En un breve libro que se acaba de publicar, el inteligente filólogo Albert Jané se inventa —que por eso también es literato— que el notario Vilamitjana escribía aforismos en los borradores de las escrituras que preparaba. Los hay que son jugosos y muy actuales. Nada más empezar, el dúo Vilamitjana-Jané suelta uno que ahora viene a cuento: “Se pueden disculpar los errores pero no las razones falsas con las que se quieren justificar”. En política, las razones falsas, las fake news, la mentira pura y dura o el engaño son sinónimos. Errar, equivocarse, no acertar aunque quieras, es humano, si bien cuando uno se equivoca porque se desvía de la verdad, moralmente, éticamente, es condenable. Es por eso que las administraciones públicas disponen de códigos éticos. No se piensen que sean muy antiguos. En junio de 2016, un acuerdo de Govern aprobó el Código de conducta de los altos cargos y personal directivo de la Administración de la Generalitat y de las entidades de su sector público, y otras medidas en materia de transparencia, grupos de interés y ética pública. En septiembre de 2017, un comité de expertos presentó una propuesta de código ético, en un sentido más general, para regular cuestiones “relacionados con los recursos empleados por los servidores públicos, el uso de la información, la relación y el trato con la ciudadanía, la relación con la esfera pública y los políticos, o la relación con los grupos de interés”. La casa sigue sin barrer. El gobierno español también ha legislado en este sentido, a pesar de que el Real Decreto 5/2015 se centra en el servidor público más que en los altos cargos y los políticos. El Ayuntamiento de Barcelona también dispone de un Código ético y de conducta, que entró en vigor a finales de septiembre de 2017, y que afecta a electos, eventuales y funcionarios.

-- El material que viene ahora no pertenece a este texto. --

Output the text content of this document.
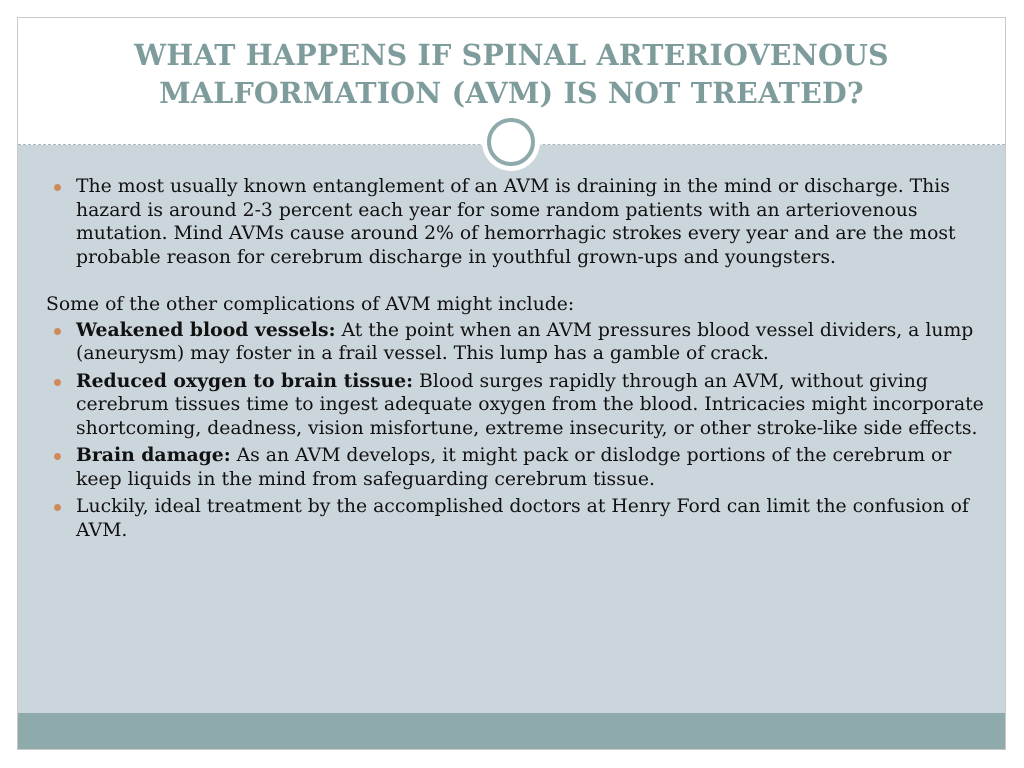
WHAT HAPPENS IF SPINAL ARTERIOVENOUS MALFORMATION (AVM) IS NOT TREATED?

The most usually known entanglement of an AVM is draining in the mind or discharge. This hazard is around 2-3 percent each year for some random patients with an arteriovenous mutation. Mind AVMs cause around 2% of hemorrhagic strokes every year and are the most probable reason for cerebrum discharge in youthful grown-ups and youngsters.

Some of the other complications of AVM might include:

Weakened blood vessels: At the point when an AVM pressures blood vessel dividers, a lump (aneurysm) may foster in a frail vessel. This lump has a gamble of crack.

Reduced oxygen to brain tissue: Blood surges rapidly through an AVM, without giving cerebrum tissues time to ingest adequate oxygen from the blood. Intricacies might incorporate shortcoming, deadness, vision misfortune, extreme insecurity, or other stroke-like side effects.

Brain damage: As an AVM develops, it might pack or dislodge portions of the cerebrum or keep liquids in the mind from safeguarding cerebrum tissue.

Luckily, ideal treatment by the accomplished doctors at Henry Ford can limit the confusion of AVM.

Esta semana hemos podido constatar que la mentira en política es un pecado mortal que no se contiene con códigos. La alcaldesa de Barcelona no solo actuó arbitrariamente cuando decidió “montar” una farra en las azoteas de Barcelona, sino que mintió descaradamente al ocultar que en realidad el “concierto” costaba el doble de lo que dijo Jordi Martí, el gerente municipal y antiguo cabecilla del PSC en Barcelona. El coste total era de medio millón de euros. ¿Les aplicarán el código ético municipal? ¡No! ¿Por qué deberían hacerlo? ¿Ha dimitido alguien después de mentir tan descaradamente? ¡No! ¿Qué sentido tendría parecerse a Justin Trudeau o a Jacinda Ardern? No es cuestión de ideología, porque él es liberal y ella laborista, sino de algo más. La verdad requiere honradez.
Durante los años que fui director de la Escuela de Administración Pública, tuve que aguantar las miradas altivas de gente que en estos momentos está en el Ayuntamiento porque ellos eran más bondadosos, más éticos, y más transparentes que los independentistas, sospechosos por habitud. Mira por dónde, ahora resulta que la corrupción ética es el rabo que cuelga de los “progresistas” en Barcelona y en Madrid. En cualquier otro lugar del mundo, Colau ya habría dimitido o la presión pública la habría derrotado. ¿Qué piensan ustedes que ocurrirá después de que la CNN haya revelado que Pedro Sánchez se inventó un ranking, nada más y nada menos que de la de John Hopkins University, para “transformar” la verdad? No va a ocurrir nada. “En boca de mentiroso, la verdad es sospechosa”, sostiene un refrán en catalán que tiene forma de aforismo. Algunos políticos son los peores enemigos de la política.